I completed my first novel in what I expect to be a trilogy. Weighing in the difficult battle it would take to get an agent to agree to push three books (from an unknown author no less), I was reminded of something Terry Brooks had done.
He said when he was writing the second book of a trilogy, he sheltered it from his agent with the hope of surprising him/her. However, when he was finished it was too full of holes to fix, and he had to start from scratch.
If I do get The Call, and they ask what I've been working on, I'm going to be at a loss. Terry's experience made me cautious about starting the second book in the trilogy, but I want to write it. Now, I could write a stand alone book and try to snag an agent and market the trilogy that way, but if they didn't want the other books, it would be a sticky situation.
What should I do?
Publishers like series from first time authors.
Write the second book.
I have NO idea why Terry Brooks had a book full of plot holes, but I assure you it's not the norm. I have authors working on series ahead of editors and they've never had to trash the whole book and start again.
Generally an editor isn't going to overhaul a book so completely that a sequel would have to be started from scratch. Tinkered with sure, but that's about it.
And remember too: what you want to write is the most important thing right now. Don't write trying to anticipate what an agent or editor wants. We don't know what we want till we read it, and only you can write that.
7 comments:
Oh wow, thanks for this, Janet! Good timing for what I'm working on, too.
"what you want to write is the most important thing right now."
I do like having this reminder. Sometimes, depending on what you've written, the submission guidelines of agents can be discouraging, to say in the least.
"what you want to write is the most important thing right now."
Posted on wall, at eye level.
Posted on baseboard -- at eye level.
1. Publishers like series from first time authors
Exactly what I needed to hear right now.
Thanks for answering my question, Mrs. Shark. Now that I know that publishers like series, this touches on the subject of including a book as the first of a series in the query letter. I have read some agents love knowing there's more to come, because they know they will have a lasting relationship with the author, but some agents don't like it because they feel either pressured or daunted.

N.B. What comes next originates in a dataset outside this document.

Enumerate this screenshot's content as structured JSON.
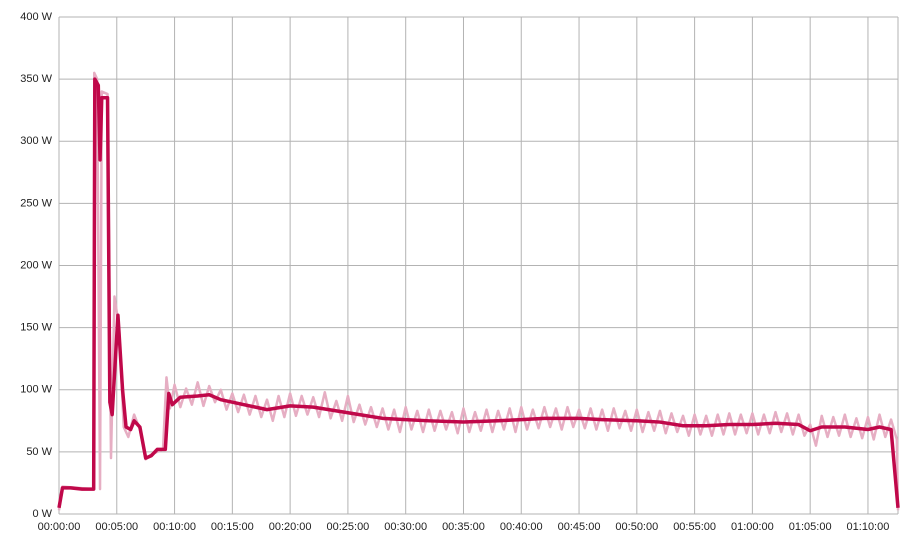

The twist to this is that it's very, very hard for a not-yet-published author to see if their work is not yet good enough for publication. Book 2 does you no good if Book 1 doesn't sell. The advice I was given (and followed) was to do some basic work on your second book - plot out the series, figure out your characters, do the world-building, get a few chapters in - but then put it aside and work on something else for a while. If an agent loves your first book, you'll always have time to pick it up again and keep going. If not, though, you will have your "something new" done that much quicker, so you can jump back into querying with the next project.